5. Oops "This leaves -y" I meant "This leaves 1.-y". But it's less than 1., so the 2 digits have gone.

6. This is off topic.

Nick, if you're ever feeling bored, could you re-run your "Just 60 stations" analysis but include a land mask? There's some talk over at Lucia's about the results of analyses with such few stations.

7. CCE, well the topic is off-topic anyway. I've never actually used a land mask, because I have mainly been interested in the 60 stations idea for global temperatures. So stations which represent a lot of ocean are good.

The triangular mesh methods work a bit like that for regions, because only area within the mesh is used for weighting. I did some crude land-masking in Antarctica where I blocked out the Weddell Sea.

So it's not high priority - it's quite a lot of work, and I don't think land-only temperatures are all that important.

8. If you restrict yourself to only positive or negative clicks, them the number of clicks needed is the number of ones in the binary representation of the absolute value of the number of months that you want to move. So +/- (2^n)-1 requires n clicks.

That gives you a lower bound, and also gives you an efficient way of finding the clicks you need.

9. ...1010101011
= 1 + 2 + 8 + 32 + 128 + ...
= 1 + 2[1 + 4 + 16 + 64 + ...]
= 1 + 2 [4^(n-1) - 1] / [4 - 1] (geometric series)
= (1/3) + (2/3) . 4^(n-1)

(which confirm's EFS's 2/3 value)

10. I think this question may be related to the mathematics behind error correcting codes. The question there is how to include redundancy in the data such that a certain number of bits of error can be corrected. Errors become nudges. We are looking for an optimal sampling of a high dimensional space such that every point is within a certain distance of a sample point.
Power laws are a simple answer - if you want a power law less than one, the Fibonacci sequence has a ratio equal to the golden ratio. However IIRC they are either non-optimal or optimal but non-general. It's ages since I looked at any of this stuff though.
Kevin C

11. Nick,
since you've explored the BEST data stuff a bit is there any way to extract for example subsets of station data based upon lat/long. I know you've plotted the lat/long data but is there any way to extract the data for a selected range of points easily? I'm interested for the purpose of incorporation into a GIS platform.

12. Robert,
You need to organise the data in some structure where it is collected by station. Then in R it is easy to select. TempLS facilitates this - you just write down the latitude and longitude conditions you want, and it analyses that. TempLS doesn't currently write out the selected data, but it could.
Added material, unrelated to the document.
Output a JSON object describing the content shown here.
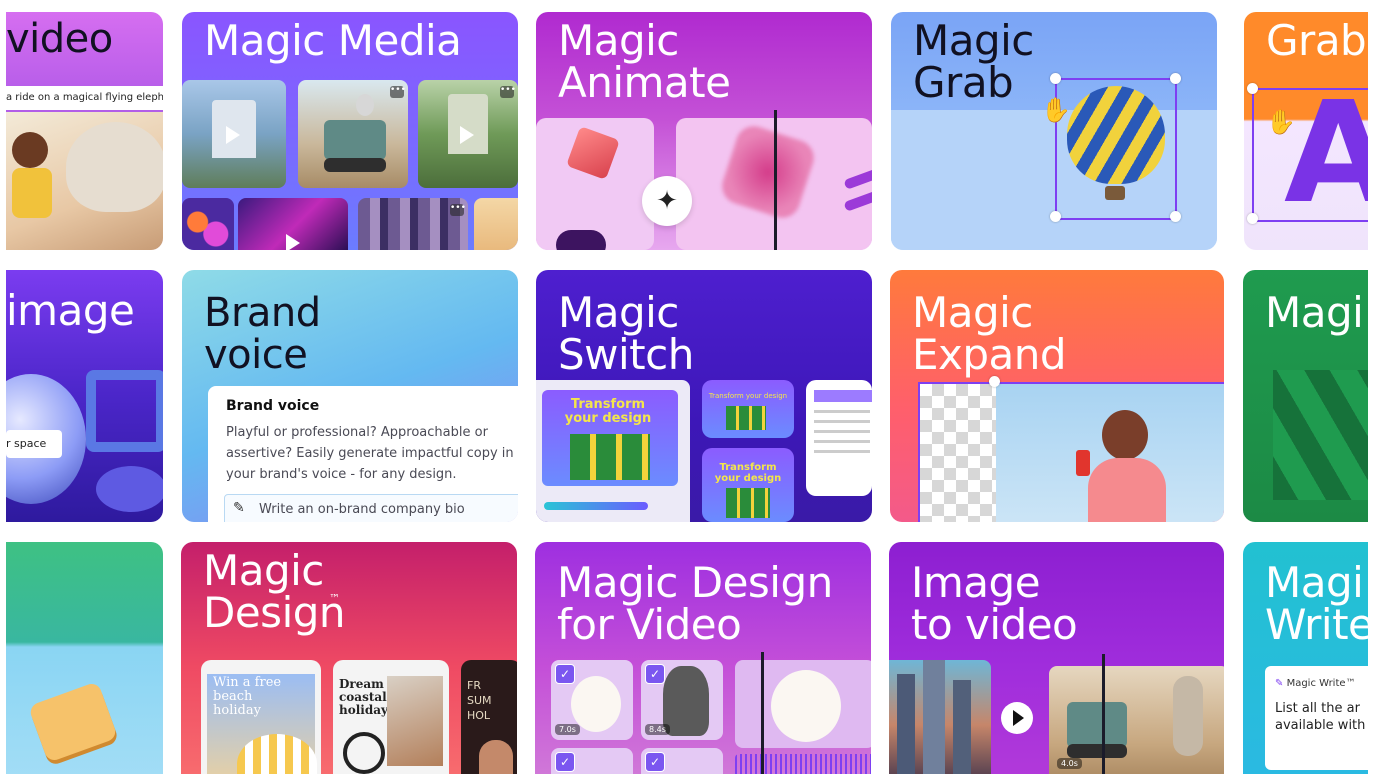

Steve McI organises the data into a time series for each station. That isn't ideal for all purposes, but would work well here.
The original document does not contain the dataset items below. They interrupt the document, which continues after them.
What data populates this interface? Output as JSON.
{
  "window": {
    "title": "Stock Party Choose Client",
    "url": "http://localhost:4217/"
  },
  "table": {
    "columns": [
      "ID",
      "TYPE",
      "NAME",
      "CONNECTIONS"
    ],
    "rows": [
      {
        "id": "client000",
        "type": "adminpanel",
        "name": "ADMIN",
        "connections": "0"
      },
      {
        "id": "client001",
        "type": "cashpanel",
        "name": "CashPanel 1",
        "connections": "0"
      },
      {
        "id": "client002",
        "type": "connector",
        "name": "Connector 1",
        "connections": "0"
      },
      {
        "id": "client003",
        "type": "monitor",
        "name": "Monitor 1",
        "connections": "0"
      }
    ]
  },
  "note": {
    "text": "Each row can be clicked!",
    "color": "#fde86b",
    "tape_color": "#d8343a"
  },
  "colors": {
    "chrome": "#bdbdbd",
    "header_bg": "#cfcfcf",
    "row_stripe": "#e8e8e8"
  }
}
13. Yeah I think that what I would want to do is something like Steve McI does... I can manually do this in excel etc... but the issue is that BEST has access to more stations than I would through GHCN or CHCN. I will have a look at some of his functions over at climate audit. Thanks.

(My intention is to spatially interpolate raw temperatures using kriging in a GIS system within a region because I think it may be an interesting way of looking at the data)

14. If you are bored, could you amuse me please?